As Tuvalu is raring to benefit from e-commerce and the digital economy, the United Nations Conference on Trade and Development’s (UNCTAD) eTrade readiness assessment of Tuvalu, has been launched in the capital, Funafuti. It proposes a roadmap to help the country implement a digital economy development agenda.
UNCTAD’s Director of Technology and Logistics, Shamika N. Sirimanne, said: “implementing a digital economy agenda will enable Tuvalu to diversify its economy and foster development.”
The island nation is laying the building blocks to use e-commerce to power its development strategies, which put a premium on agriculture, fisheries, tourism, and labour mobility as key areas of export growth.
A Senior Trade Officer in the country, Pulaalofa Haulagi, said: “e-trade for Tuvalu will assist small-scale businesses to sell and buy goods online and empower women in business.”
Tuvalu’s e-Trade readiness assessment funded by the Enhanced Integrated Framework (EIF) recommends greater emphasis on the digital economy in the country’s national development agenda.
“With e-commerce, banking institutions will serve people better by moving from paper-based to paperless services”, said Ms. Haulagi, who is also the EIF coordinator in Tuvalu, adding that education is also key for people to start learning about the digital economy.
Through education, such as training on coding, the country could pick the low-hanging fruits of the digital economy.
Also, the education of both producers and consumers could help in bringing trust in the use of new technologies and platforms in addition to traditional channels of trade.
The implementation of the assessment’s recommendations will require the involvement of various stakeholders, including the government and the private sector. “We will also need the support of development partners to help facilitate e-commerce”, Ms.
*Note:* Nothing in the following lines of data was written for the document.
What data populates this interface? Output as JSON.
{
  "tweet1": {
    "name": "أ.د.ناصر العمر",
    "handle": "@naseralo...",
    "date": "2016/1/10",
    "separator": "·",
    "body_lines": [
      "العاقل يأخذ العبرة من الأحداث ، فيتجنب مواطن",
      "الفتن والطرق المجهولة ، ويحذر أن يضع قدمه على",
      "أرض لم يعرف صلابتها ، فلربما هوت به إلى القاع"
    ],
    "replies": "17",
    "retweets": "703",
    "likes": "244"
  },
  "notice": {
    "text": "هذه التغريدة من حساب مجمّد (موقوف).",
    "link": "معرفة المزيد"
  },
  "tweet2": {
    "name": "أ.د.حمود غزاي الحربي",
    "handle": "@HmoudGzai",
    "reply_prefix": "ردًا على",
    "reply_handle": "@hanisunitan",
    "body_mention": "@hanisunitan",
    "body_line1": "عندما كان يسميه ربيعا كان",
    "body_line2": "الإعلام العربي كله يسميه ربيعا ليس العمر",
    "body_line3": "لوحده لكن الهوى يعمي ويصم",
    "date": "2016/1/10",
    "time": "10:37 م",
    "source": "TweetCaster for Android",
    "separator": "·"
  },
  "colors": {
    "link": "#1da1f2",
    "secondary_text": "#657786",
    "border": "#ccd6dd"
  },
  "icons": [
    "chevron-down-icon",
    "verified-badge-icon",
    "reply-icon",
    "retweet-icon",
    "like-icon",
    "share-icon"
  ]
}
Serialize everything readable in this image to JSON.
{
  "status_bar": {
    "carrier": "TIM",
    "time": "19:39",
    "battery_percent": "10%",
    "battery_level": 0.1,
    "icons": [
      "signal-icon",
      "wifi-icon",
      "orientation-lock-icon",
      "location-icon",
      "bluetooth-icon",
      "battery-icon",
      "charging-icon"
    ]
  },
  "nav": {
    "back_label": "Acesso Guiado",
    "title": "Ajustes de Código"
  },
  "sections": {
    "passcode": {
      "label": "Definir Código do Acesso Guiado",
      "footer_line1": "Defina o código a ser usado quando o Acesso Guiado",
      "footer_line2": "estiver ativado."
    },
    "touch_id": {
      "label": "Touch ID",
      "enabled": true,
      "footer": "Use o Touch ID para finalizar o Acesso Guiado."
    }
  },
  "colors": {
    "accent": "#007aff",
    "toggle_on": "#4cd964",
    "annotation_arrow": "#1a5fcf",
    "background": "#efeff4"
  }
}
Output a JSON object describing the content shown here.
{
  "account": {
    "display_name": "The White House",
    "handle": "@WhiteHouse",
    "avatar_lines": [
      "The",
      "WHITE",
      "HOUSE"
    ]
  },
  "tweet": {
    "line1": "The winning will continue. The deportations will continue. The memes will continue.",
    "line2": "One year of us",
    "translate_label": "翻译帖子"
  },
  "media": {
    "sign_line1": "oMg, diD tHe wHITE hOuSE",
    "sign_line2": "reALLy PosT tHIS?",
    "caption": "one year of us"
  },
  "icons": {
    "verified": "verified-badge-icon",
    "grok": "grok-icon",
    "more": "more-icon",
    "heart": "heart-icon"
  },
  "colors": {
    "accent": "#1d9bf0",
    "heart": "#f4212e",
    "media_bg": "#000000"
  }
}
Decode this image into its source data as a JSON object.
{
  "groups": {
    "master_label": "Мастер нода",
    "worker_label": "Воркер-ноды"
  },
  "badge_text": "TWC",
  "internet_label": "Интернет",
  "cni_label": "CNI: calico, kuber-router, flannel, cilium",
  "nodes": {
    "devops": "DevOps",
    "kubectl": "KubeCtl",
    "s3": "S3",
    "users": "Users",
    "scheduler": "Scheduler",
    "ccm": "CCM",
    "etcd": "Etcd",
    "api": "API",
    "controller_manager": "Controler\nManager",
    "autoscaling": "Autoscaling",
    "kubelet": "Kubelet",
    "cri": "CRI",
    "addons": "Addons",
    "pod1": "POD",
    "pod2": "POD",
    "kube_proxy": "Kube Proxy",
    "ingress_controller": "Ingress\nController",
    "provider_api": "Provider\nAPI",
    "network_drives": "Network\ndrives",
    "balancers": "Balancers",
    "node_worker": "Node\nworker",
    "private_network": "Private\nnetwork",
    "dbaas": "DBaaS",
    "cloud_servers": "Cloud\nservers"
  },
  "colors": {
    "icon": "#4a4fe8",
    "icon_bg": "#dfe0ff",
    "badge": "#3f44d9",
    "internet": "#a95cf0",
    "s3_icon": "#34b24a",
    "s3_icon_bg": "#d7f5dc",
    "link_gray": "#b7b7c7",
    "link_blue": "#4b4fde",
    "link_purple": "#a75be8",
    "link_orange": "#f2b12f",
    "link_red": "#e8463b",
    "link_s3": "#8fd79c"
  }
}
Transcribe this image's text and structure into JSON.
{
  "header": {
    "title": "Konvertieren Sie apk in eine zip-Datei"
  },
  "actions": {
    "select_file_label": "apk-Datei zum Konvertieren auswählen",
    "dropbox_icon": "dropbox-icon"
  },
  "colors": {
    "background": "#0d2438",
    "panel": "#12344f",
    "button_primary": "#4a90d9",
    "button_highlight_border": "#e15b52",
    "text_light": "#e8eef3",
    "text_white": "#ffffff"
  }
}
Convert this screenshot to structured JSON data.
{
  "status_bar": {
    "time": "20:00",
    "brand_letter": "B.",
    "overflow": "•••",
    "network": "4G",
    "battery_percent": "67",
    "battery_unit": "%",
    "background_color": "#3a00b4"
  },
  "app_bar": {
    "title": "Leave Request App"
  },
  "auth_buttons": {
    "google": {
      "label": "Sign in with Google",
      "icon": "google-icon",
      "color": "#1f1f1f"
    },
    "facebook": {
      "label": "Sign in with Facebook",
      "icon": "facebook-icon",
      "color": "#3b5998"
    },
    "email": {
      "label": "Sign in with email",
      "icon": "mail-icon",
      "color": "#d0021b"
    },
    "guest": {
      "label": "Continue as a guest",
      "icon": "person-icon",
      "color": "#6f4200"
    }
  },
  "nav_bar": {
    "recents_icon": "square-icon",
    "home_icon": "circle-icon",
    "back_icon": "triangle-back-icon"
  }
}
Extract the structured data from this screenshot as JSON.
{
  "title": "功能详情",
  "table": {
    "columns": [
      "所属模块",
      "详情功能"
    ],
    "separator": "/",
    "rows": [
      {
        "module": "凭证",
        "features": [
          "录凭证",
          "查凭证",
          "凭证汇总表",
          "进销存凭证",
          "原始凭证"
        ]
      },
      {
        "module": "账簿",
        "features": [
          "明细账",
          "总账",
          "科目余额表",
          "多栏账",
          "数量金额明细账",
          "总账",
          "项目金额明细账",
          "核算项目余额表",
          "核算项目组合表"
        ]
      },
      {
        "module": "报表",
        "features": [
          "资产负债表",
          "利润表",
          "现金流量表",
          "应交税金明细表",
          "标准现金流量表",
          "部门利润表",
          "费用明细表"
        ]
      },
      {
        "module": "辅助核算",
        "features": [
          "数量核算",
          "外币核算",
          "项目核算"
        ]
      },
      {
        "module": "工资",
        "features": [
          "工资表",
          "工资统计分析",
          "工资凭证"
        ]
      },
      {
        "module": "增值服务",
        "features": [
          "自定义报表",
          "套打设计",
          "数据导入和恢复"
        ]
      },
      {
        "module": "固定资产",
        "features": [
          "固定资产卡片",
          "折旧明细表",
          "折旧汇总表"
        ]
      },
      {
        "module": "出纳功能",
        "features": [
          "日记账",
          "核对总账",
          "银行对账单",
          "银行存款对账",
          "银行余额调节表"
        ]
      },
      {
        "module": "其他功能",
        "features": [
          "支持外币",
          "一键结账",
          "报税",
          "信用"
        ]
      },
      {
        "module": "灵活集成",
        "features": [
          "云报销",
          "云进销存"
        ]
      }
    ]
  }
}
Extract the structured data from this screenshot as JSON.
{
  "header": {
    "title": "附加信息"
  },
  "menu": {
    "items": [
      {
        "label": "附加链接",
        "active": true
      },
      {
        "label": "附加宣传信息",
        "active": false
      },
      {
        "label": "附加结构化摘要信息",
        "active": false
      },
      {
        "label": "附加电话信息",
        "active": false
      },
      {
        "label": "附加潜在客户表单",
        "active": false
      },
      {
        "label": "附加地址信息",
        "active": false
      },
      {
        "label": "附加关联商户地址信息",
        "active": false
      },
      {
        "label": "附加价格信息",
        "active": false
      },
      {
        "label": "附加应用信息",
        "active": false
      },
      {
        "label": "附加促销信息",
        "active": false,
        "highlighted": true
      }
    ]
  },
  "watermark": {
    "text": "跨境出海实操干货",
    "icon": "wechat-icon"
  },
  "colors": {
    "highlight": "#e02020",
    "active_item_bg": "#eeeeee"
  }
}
Haulagi said.
The assessment notes that some of the barriers to fostering e-commerce in Tuvalu stem from its geographic location and small size.
Tiny Tuvalu has a population of just over 11,000 and a total land area of 26 square kilometers. It’s also one of the least connected countries in the world, with high-cost and limited internet services.
Mobile penetration is at 31% while internet use is at 46% (including mobile, fixed broadband, and Wi-Fi). Access to the internet is costly compared with other Pacific economies and services are limited, particularly outside the main island of Funafuti.
This situation affects communications between households, increases the cost of doing business and hampers the delivery of services. As a result, e-commerce service providers are not yet in place.
Though Tuvalu has started to consider the potential benefits that e-commerce can bring to its population, its overall e-commerce enabling environment is still at a nascent stage.
The government’s capacity to strategize and implement a digital economy development agenda is limited.
Tuvalu Post’s operational readiness for e-commerce is patchy.
A World Bank-funded telecommunications and ICT development project, once completed, is expected to enhance the capacity of the country’s submarine cable. This could increase the potential for local businesses to engage in e-commerce activities and possibly increase inter-island exchanges.
No legal framework currently exists for electronic transactions, data protection and online consumer protection in Tuvalu. The development of an enabling legal framework for e-commerce laws is considered crucial by public and private stakeholders but has not yet been included in the country’s reform agenda.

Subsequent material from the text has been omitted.